Asher Keddie’s skincare routine
“Religiously, like every morning, I use a facial contour [massage] because it makes me feel better, and certainly as my skin has matured.”
She does this after she has cleaned her face but before she puts on moisturiser. But, there’s one product she “can’t live without:
“I can’t live without a serum,” she laughs. “I can’t put moisturiser on before I put on serum.”
Her serum of choice is the Retivalif Laser serum.
“I thought this was a great sign, before [L’Oréal Paris] approached me, that I was using the Revitalif creams, the day and the night cream, but I hadn’t used the serum before.”
However, when they learned she couldn’t live without a good serum, they sent one her way. And now they have her full endorsement.
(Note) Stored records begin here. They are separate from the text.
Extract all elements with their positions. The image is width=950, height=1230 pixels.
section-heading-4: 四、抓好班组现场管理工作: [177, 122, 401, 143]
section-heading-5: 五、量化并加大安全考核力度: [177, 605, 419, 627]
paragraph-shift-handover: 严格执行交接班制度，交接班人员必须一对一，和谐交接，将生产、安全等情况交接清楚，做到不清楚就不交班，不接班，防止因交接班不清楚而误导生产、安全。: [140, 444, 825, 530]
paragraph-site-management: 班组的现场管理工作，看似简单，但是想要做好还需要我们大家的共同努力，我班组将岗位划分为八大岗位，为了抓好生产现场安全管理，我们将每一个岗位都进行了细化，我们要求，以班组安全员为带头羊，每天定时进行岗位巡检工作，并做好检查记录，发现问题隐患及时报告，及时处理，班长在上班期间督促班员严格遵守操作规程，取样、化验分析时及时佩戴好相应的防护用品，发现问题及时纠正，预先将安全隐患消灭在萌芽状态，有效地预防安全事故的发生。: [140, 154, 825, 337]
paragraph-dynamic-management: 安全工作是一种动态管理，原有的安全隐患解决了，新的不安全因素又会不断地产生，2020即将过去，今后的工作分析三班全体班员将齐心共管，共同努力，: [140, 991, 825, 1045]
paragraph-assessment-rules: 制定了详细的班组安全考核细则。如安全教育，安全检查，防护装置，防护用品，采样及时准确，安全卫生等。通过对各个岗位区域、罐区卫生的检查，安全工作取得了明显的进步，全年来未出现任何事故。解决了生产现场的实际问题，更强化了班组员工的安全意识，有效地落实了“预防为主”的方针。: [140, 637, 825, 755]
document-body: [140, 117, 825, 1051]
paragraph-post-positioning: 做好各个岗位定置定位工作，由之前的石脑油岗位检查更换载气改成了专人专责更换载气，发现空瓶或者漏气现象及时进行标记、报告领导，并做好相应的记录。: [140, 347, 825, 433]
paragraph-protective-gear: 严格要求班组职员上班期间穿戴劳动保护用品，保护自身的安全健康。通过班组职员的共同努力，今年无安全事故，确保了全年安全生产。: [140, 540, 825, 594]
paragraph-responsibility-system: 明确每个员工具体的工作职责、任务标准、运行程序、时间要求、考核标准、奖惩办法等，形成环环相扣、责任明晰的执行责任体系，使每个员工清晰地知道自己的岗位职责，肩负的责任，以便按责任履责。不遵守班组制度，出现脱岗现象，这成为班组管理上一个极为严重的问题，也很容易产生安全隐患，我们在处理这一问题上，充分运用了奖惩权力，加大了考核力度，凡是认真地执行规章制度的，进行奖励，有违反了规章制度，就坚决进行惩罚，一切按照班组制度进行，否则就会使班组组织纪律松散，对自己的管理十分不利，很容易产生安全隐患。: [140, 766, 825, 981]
“They’re so protective. That’s what I like about them,” and protecting her skin is of paramount importance.”They have the things that my skin needs now. There’s hyaluronic acid, the pro-retinol, the peptides, all the good stuff that I know helps and enhances what I have. I don’t need to be putting on creams that a 30-year-old is putting on. I mean, that’s just fruitless, really. The things I need are skin protection more than anything, so that I can keep what I have and look good for years to come.
“I can’t go back in time, I don’t want to, actually, I have looked after my skin quite well, probably only in the last five to 10 years, maybe 10 years. Before that, I got far too much sun. As a 1970s baby, we didn’t really think about all that sort of stuff. So sunscreen is important too, obviously, every day, whether it’s winter or summer.”
“Now I just want to protect my skin.”